First, let’s compute the number of observations in the d_box dataset as well as the mean of the PropCorrect variable. The code below can be read as follows:

Take d_box, THEN

summarise it as follows: compute the number of observations (n()) and store it as number

and compute the mean of PropCorrect and store it as mean_PropCorrect.

d_box |> 
  summarise(number = n(),
            mean_PropCorrect = mean(PropCorrect))

## # A tibble: 1 × 2
##   number mean_PropCorrect
##    <int>            <dbl>
## 1     80            0.368

Thus we see that there are 80 observations in the dataset with a mean PropCorrect of about 0.37.

If we want to compute the mean for the two learning conditions separately, we insert a corresponding group_by() statement. The code below can thus be read as

Take d_box, THEN

Group it by the values of LearningCondition, THEN

For each group created, create a summary containing the mean of the PropCorrect variable.

d_box |> 
  group_by(LearningCondition) |> 
  summarise(mean_PropCorrect = mean(PropCorrect))

## # A tibble: 2 × 2
##   LearningCondition mean_PropCorrect
##   <chr>                        <dbl>
## 1 <ij> participants            0.436
## 2 <oe> participants            0.290

The word THEN is represented by a so-called pipe operator (|>), a shortcut for which is ctrl+shift+m on Windows/Linux and cmd + shift + m on Mac.

3.6 Exercise

The file Vanhove2014_CognateProfile.csv contains data from Vanhove (2014). 163 Swiss-Germans attempted to translate 45 written Swedish words, all of which had German, English and/or French cognates. To check which participants already had some minimal knowledge of Swedish, they also had to translate five words without cognates in German, English or French (e.g., älska ‘to love’); these are known as ‘profile words’. For the subsequent analysis, it was important to know (a) how many participants could translate at least one such profile word correctly; and (b) if participants who could translate at least one such profile word did better at translating cognates than those who couldn’t.

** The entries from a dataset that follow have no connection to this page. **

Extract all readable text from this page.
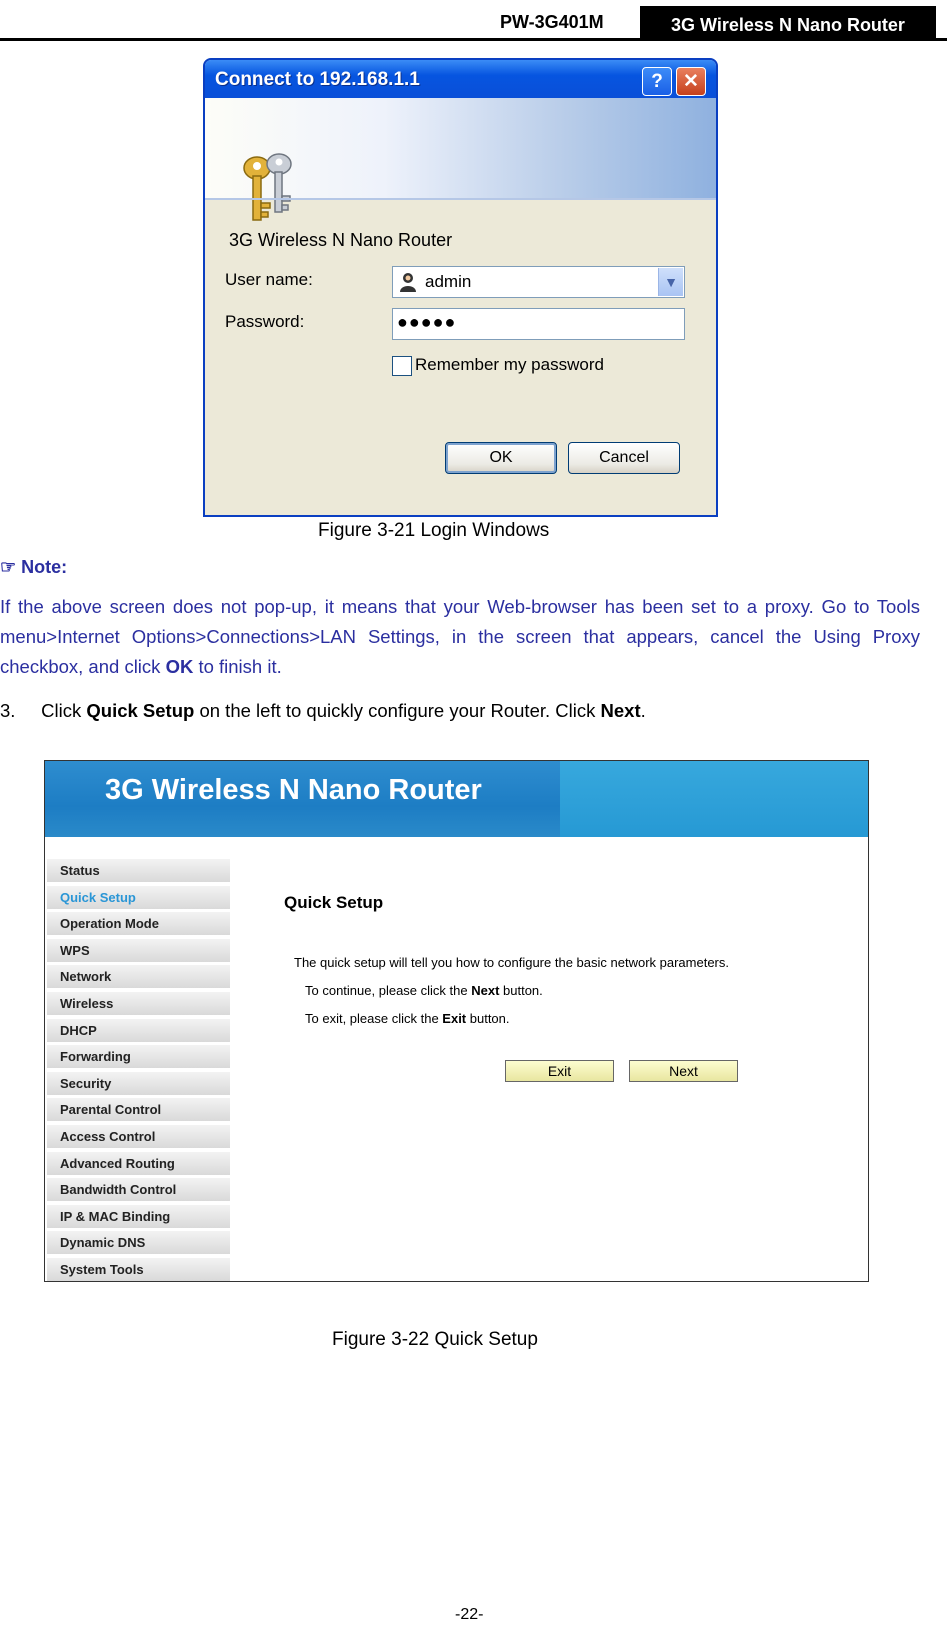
PW-3G401M	3G Wireless N Nano Router
Connect to 192.168.1.1	?	✕
3G Wireless N Nano Router
User name:	admin	▼
Password:	●●●●●
Remember my password
OK	Cancel
Figure 3-21 Login Windows
☞ Note:
If the above screen does not pop-up, it means that your Web-browser has been set to a proxy. Go to Tools menu>Internet Options>Connections>LAN Settings, in the screen that appears, cancel the Using Proxy checkbox, and click OK to finish it.
3. Click Quick Setup on the left to quickly configure your Router. Click Next.
3G Wireless N Nano Router
Status
Quick Setup
Operation Mode
WPS
Network
Wireless
DHCP
Forwarding
Security
Parental Control
Access Control
Advanced Routing
Bandwidth Control
IP & MAC Binding
Dynamic DNS
System Tools
Quick Setup
The quick setup will tell you how to configure the basic network parameters.
To continue, please click the Next button.
To exit, please click the Exit button.
Exit	Next
Figure 3-22 Quick Setup
-22-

The column CorrectCognates contains the number of correct cognate translations per participant; the column shows whether the participant in question was able to translate at least one profile word correctly (yes vs. no).

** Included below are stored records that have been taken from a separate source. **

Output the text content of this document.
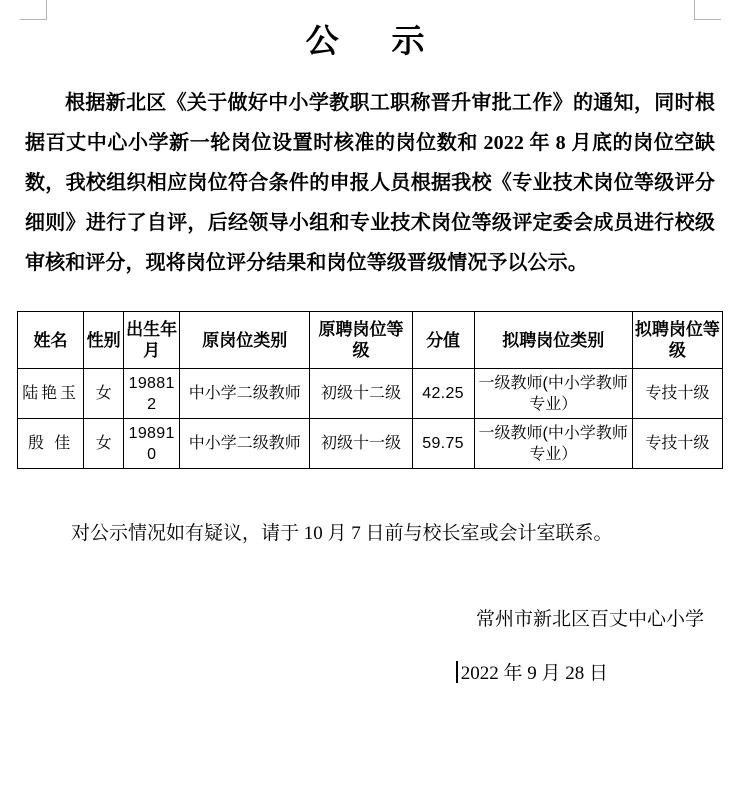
公　示

根据新北区《关于做好中小学教职工职称晋升审批工作》的通知，同时根据百丈中心小学新一轮岗位设置时核准的岗位数和 2022 年 8 月底的岗位空缺数，我校组织相应岗位符合条件的申报人员根据我校《专业技术岗位等级评分细则》进行了自评，后经领导小组和专业技术岗位等级评定委会成员进行校级审核和评分，现将岗位评分结果和岗位等级晋级情况予以公示。

姓名	性别	出生年月	原岗位类别	原聘岗位等级	分值	拟聘岗位类别	拟聘岗位等级
陆艳玉	女	198812	中小学二级教师	初级十二级	42.25	一级教师(中小学教师专业）	专技十级
殷 佳	女	198910	中小学二级教师	初级十一级	59.75	一级教师(中小学教师专业）	专技十级

对公示情况如有疑议，请于 10 月 7 日前与校长室或会计室联系。

常州市新北区百丈中心小学
2022 年 9 月 28 日
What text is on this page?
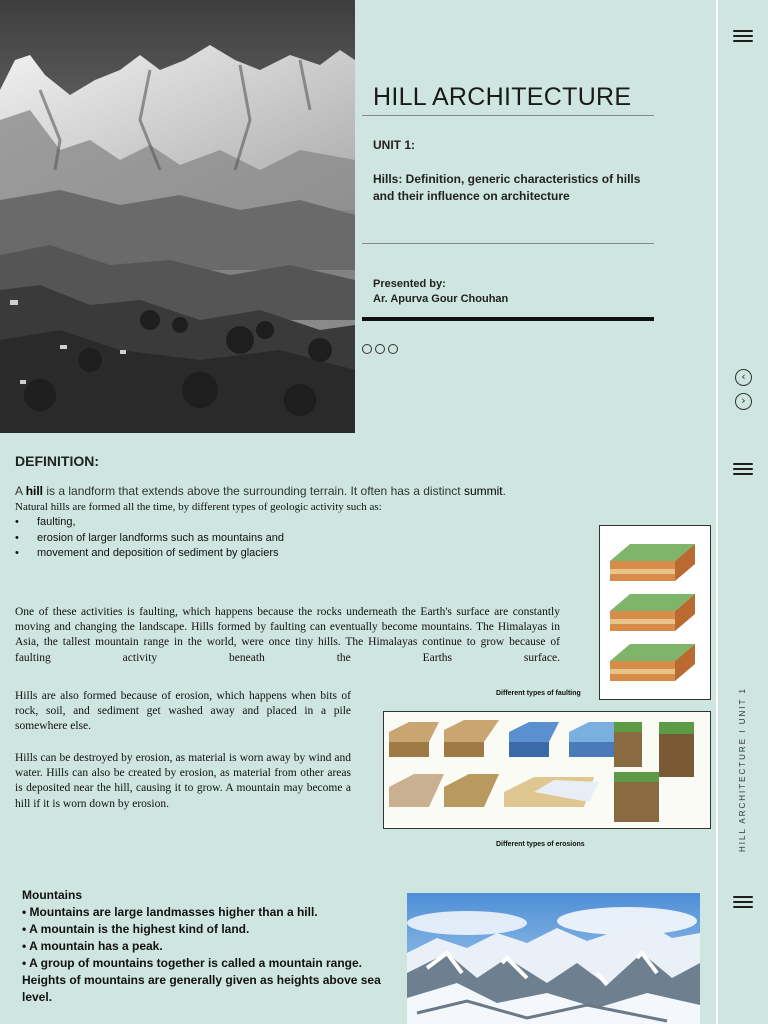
HILL ARCHITECTURE
UNIT 1:
Hills: Definition, generic characteristics of hills and their influence on architecture
Presented by:
Ar. Apurva Gour Chouhan
DEFINITION:
A hill is a landform that extends above the surrounding terrain. It often has a distinct summit.
Natural hills are formed all the time, by different types of geologic activity such as:
• faulting,
• erosion of larger landforms such as mountains and
• movement and deposition of sediment by glaciers
One of these activities is faulting, which happens because the rocks underneath the Earth's surface are constantly moving and changing the landscape. Hills formed by faulting can eventually become mountains. The Himalayas in Asia, the tallest mountain range in the world, were once tiny hills. The Himalayas continue to grow because of faulting activity beneath the Earths surface.
Hills are also formed because of erosion, which happens when bits of rock, soil, and sediment get washed away and placed in a pile somewhere else.
Hills can be destroyed by erosion, as material is worn away by wind and water. Hills can also be created by erosion, as material from other areas is deposited near the hill, causing it to grow. A mountain may become a hill if it is worn down by erosion.
Different types of faulting
Different types of erosions
Mountains
• Mountains are large landmasses higher than a hill.
• A mountain is the highest kind of land.
• A mountain has a peak.
• A group of mountains together is called a mountain range.
Heights of mountains are generally given as heights above sea level.
‹
›
HILL ARCHITECTURE I UNIT 1
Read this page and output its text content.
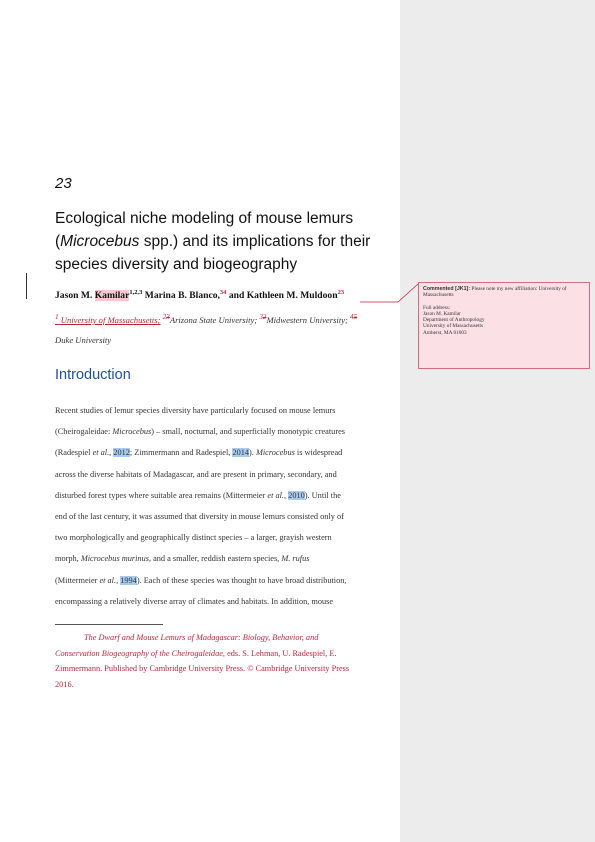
23
Ecological niche modeling of mouse lemurs
(Microcebus spp.) and its implications for their
species diversity and biogeography
Jason M. Kamilar$^{1,2,3}$ Marina B. Blanco,$^{34}$ and Kathleen M. Muldoon$^{23}$
$^1$ University of Massachusetts; $^{23}$Arizona State University; $^{32}$Midwestern University; $^{45}$
Duke University
Introduction
Recent studies of lemur species diversity have particularly focused on mouse lemurs
(Cheirogaleidae: Microcebus) – small, nocturnal, and superficially monotypic creatures
(Radespiel et al., 2012; Zimmermann and Radespiel, 2014). Microcebus is widespread
across the diverse habitats of Madagascar, and are present in primary, secondary, and
disturbed forest types where suitable area remains (Mittermeier et al., 2010). Until the
end of the last century, it was assumed that diversity in mouse lemurs consisted only of
two morphologically and geographically distinct species – a larger, grayish western
morph, Microcebus murinus, and a smaller, reddish eastern species, M. rufus
(Mittermeier et al., 1994). Each of these species was thought to have broad distribution,
encompassing a relatively diverse array of climates and habitats. In addition, mouse
The Dwarf and Mouse Lemurs of Madagascar: Biology, Behavior, and
Conservation Biogeography of the Cheirogaleidae, eds. S. Lehman, U. Radespiel, E.
Zimmermann. Published by Cambridge University Press. © Cambridge University Press
2016.
Commented [JK1]: Please note my new affiliation: University of Massachusetts
Full address:
Jason M. Kamilar
Department of Anthropology
University of Massachusetts
Amherst, MA 01003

In a new script, read in the dataset into R.
Compute the number of participants who were able to correctly translate at least one profile word.
Use a boxplot to compare the number of correctly translated cognate words between participants that could translate at least one profile word correctly and those that couldn’t. Label your axes appropriately.
Compile the HTML report.
Submit both the boxplot and the HTML report.

References

Vanhove, Jan. 2014. Receptive multilingualism across the lifespan: Cognitive and linguistic factors in cognate guessing. University of Fribourg PhD thesis. http://doc.rero.ch/record/210293.

Vanhove, Jan. 2016. The early learning of interlingual correspondence rules in receptive multilingualism. International Journal of Bilingualism 20(5). 580–593. doi:10.1177/1367006915573338.